Zhu Kaiqun, Wang Zidong, Wei Guoliang, Liu Xiaohui
IEEE Trans Neural Netw Learn Syst. 2023 Nov;34(11):8337-8348. doi: 10.1109/TNNLS.2022.3149540. Epub 2023 Oct 27.
In this article, the adaptive neural-network-based (NN-based) set-membership state estimation problem is studied for a class of nonlinear systems subject to bit rate constraints and unknown-but-bounded noises. The measurement output signals are transmitted from sensors to a remote estimator via a bit rate constrained communication channel. To relieve the communication burden and ameliorate the state estimation accuracy, a bit rate allocation mechanism is put forward for the sensor nodes by solving a constrained optimization problem. Subsequently, through the NN learning method, an NN-based set-membership estimator is designed to determine an ellipsoidal set that contains the system state, where the proposed estimator relies upon a prediction-correction structure. With the help of the mathematical induction technique and the set theory, sufficient conditions are obtained to ensure the existence of both the adaptive tuning parameters and the set-membership estimators, and then, the corresponding parameters and estimator gains are calculated by solving a set of optimization problems. In addition, the monotonicity of the upper bound on the squared estimation error with respect to the bit rate and the convergence of the NN weight are analyzed, respectively. Finally, an illustrative example is given to demonstrate the effectiveness of the proposed state estimation algorithm.

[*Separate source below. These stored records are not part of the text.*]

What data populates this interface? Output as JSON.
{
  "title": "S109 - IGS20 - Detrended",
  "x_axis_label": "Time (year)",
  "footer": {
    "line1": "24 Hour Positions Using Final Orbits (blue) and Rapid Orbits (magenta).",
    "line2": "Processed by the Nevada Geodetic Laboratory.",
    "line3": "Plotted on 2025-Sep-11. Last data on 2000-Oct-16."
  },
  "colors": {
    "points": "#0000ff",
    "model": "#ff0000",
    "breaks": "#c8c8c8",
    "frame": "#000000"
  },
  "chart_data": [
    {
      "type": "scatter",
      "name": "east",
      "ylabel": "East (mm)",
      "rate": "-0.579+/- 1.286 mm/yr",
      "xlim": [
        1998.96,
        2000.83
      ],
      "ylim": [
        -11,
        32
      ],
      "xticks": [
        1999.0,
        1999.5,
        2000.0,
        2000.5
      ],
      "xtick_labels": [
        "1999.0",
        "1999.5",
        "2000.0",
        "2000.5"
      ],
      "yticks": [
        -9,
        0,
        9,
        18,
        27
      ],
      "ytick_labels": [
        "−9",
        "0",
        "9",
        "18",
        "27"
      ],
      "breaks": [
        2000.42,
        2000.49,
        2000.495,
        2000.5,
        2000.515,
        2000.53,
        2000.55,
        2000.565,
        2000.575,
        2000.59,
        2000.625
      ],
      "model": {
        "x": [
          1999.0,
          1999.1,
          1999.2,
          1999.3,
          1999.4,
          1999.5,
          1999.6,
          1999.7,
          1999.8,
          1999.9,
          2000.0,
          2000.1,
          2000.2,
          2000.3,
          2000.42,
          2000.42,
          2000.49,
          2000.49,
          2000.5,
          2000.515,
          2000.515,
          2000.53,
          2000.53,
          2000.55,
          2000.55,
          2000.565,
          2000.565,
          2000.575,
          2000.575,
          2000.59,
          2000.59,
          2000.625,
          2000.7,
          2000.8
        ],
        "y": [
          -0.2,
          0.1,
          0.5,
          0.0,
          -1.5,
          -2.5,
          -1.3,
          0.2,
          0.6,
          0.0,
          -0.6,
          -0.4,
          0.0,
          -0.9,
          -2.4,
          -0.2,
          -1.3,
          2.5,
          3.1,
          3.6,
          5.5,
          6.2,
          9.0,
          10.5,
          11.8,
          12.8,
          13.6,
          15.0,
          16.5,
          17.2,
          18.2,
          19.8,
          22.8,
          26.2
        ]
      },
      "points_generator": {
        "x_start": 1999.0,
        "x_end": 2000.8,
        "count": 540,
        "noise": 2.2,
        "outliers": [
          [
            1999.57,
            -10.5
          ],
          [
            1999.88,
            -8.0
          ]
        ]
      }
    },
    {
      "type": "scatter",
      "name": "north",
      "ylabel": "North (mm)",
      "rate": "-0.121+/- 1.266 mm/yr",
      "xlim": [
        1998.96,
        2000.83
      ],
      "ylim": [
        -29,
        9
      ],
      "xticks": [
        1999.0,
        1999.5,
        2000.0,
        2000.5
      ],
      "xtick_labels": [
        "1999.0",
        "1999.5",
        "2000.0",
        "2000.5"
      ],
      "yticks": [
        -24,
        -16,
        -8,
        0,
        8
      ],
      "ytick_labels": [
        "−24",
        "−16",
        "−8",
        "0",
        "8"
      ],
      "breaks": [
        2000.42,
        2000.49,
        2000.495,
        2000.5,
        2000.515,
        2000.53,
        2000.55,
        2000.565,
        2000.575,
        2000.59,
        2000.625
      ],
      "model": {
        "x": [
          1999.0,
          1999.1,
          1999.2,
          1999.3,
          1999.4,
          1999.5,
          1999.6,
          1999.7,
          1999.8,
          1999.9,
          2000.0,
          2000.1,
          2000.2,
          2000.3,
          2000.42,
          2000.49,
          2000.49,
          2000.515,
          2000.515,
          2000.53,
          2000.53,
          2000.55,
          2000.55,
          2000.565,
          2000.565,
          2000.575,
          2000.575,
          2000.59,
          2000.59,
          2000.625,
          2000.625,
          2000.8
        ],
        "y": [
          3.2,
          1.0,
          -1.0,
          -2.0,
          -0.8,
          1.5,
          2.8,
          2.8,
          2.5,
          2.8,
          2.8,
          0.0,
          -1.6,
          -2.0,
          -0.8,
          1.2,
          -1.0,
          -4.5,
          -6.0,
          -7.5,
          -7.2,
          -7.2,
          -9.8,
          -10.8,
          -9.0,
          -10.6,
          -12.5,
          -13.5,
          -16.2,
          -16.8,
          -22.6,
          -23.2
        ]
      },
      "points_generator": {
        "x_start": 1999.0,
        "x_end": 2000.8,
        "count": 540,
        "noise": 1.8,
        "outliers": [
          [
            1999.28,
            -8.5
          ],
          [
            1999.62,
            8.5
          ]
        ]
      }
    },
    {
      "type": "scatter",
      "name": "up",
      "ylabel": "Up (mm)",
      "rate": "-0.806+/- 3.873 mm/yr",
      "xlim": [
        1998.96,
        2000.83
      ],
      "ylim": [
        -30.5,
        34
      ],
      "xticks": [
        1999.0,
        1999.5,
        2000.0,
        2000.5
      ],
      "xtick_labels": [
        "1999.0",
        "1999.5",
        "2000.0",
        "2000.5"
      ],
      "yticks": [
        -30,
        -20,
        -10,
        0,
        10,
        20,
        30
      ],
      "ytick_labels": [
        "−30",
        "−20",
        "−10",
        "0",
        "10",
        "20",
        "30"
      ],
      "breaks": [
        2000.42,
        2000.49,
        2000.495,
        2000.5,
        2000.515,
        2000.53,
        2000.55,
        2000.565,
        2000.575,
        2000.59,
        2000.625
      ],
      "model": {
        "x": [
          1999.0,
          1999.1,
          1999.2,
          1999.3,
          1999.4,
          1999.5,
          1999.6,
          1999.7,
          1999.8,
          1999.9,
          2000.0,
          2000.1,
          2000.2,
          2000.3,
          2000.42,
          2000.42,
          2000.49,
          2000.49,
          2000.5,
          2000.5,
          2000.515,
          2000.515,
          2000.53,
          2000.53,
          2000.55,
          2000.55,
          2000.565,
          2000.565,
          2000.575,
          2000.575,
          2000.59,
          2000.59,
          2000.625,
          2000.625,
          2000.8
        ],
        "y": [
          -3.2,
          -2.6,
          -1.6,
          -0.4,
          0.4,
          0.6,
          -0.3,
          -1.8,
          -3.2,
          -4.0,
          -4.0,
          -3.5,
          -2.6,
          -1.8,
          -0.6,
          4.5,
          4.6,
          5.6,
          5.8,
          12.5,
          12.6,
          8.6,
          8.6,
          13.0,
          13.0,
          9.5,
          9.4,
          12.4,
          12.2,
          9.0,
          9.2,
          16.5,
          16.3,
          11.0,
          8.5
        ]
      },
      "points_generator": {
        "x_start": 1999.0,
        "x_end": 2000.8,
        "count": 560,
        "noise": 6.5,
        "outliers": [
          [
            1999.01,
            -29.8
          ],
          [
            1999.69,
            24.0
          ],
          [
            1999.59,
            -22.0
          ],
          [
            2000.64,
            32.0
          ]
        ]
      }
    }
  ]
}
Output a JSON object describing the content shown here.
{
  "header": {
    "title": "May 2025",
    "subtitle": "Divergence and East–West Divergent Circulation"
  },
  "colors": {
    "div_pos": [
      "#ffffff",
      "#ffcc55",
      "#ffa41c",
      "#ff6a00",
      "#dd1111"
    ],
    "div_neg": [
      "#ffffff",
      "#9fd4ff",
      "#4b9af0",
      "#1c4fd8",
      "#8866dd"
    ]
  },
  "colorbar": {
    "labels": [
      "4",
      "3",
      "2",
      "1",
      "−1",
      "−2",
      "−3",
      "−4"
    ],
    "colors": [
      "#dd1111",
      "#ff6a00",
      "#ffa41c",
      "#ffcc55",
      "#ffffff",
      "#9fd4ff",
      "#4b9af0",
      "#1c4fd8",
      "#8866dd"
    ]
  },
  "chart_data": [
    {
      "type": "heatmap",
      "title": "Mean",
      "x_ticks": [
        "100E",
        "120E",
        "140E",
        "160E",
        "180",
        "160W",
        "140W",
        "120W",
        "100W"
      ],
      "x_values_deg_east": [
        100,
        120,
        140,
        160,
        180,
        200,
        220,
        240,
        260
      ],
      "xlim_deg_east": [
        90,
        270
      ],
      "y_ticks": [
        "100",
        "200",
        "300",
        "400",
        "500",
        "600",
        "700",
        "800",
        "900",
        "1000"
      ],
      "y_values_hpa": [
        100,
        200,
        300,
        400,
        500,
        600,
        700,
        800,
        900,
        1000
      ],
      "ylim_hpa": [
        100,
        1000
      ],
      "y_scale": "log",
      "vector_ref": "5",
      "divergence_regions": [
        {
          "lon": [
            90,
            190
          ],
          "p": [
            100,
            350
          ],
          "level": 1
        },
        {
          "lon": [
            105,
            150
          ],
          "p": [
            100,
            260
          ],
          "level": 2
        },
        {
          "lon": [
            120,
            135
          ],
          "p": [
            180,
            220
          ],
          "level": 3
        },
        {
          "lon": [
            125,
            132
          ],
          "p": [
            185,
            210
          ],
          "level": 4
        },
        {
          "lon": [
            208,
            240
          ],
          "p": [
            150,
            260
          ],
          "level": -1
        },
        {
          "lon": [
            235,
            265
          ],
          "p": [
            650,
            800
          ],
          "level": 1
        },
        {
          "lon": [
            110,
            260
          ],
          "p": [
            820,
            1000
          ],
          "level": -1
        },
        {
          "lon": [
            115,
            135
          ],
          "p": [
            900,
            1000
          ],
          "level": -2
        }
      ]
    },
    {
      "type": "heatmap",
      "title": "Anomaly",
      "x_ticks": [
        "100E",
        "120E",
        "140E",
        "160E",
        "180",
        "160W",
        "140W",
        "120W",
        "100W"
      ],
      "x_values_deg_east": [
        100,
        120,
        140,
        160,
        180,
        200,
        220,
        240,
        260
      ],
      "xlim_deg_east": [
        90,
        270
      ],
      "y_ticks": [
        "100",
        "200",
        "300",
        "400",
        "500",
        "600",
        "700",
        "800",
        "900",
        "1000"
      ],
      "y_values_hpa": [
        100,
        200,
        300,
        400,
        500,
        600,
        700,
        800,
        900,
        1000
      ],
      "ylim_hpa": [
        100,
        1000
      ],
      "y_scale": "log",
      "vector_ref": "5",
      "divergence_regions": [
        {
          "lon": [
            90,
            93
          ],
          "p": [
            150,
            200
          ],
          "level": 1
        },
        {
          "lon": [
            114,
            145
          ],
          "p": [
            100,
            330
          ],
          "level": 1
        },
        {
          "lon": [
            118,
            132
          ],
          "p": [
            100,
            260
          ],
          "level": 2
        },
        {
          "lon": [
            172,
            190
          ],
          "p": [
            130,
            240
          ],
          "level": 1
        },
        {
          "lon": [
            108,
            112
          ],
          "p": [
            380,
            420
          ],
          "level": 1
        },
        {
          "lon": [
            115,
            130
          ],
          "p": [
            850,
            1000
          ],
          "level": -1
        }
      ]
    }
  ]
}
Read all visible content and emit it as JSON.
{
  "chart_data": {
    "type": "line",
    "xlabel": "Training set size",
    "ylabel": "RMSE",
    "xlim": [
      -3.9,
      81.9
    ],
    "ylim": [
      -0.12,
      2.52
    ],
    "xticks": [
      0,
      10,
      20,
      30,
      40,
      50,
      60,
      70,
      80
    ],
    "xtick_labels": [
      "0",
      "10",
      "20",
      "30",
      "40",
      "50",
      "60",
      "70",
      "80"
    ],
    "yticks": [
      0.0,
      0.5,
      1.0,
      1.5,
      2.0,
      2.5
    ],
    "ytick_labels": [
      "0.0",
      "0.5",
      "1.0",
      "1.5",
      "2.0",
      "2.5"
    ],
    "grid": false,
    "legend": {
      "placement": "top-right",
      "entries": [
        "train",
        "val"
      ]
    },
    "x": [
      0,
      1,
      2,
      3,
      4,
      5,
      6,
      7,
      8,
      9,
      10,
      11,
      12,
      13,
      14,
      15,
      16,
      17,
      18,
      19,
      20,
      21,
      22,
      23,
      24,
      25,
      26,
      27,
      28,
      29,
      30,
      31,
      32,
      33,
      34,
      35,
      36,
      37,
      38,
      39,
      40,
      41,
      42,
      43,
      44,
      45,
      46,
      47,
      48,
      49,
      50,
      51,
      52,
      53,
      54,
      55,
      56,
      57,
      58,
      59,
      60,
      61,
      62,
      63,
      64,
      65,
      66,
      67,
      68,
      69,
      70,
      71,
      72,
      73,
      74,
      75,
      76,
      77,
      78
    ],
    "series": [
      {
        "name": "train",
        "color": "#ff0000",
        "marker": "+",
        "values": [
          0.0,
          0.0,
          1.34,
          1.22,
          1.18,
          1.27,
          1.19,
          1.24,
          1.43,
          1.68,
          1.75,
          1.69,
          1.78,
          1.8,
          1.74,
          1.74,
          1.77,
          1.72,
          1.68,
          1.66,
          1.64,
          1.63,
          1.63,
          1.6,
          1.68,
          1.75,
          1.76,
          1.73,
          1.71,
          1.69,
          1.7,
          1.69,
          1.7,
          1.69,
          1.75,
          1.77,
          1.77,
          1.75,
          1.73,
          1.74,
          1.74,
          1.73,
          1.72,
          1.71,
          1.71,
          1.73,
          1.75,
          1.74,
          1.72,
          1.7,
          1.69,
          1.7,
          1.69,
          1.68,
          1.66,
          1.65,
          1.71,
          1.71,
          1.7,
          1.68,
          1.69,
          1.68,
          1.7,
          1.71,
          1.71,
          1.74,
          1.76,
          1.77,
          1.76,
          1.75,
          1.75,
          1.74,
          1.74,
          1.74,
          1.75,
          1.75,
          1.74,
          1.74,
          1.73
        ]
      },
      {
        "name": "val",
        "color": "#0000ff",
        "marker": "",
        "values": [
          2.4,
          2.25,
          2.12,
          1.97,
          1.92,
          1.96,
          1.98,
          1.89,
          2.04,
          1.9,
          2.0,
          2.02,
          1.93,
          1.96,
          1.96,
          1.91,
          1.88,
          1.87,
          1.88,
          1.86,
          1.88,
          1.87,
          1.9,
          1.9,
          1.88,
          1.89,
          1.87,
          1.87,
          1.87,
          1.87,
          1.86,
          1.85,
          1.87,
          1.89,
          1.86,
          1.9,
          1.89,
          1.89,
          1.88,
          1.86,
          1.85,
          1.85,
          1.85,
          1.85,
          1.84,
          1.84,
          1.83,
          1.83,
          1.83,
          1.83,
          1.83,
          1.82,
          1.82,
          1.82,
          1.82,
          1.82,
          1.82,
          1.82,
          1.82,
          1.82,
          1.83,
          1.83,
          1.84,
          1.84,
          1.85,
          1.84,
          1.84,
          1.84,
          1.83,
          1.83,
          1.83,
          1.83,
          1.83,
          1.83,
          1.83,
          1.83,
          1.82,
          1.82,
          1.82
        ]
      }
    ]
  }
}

本文研究了一类受比特率约束和未知有界噪声影响的非线性系统基于自适应神经网络的集员状态估计问题。测量输出信号通过比特率受限的通信信道从传感器传输到远程估计器。为减轻通信负担并提高状态估计精度,通过求解一个约束优化问题为传感器节点提出了一种比特率分配机制。随后,通过神经网络学习方法,设计了一种基于神经网络的集员估计器来确定包含系统状态的椭球集,所提出的估计器依赖于预测-校正结构。借助数学归纳技术和集合论,获得了确保自适应调整参数和集员估计器存在的充分条件,然后通过求解一组优化问题来计算相应的参数和估计器增益。此外,分别分析了估计误差平方的上界关于比特率的单调性和神经网络权重的收敛性。最后,给出一个示例来说明所提出的状态估计算法的有效性。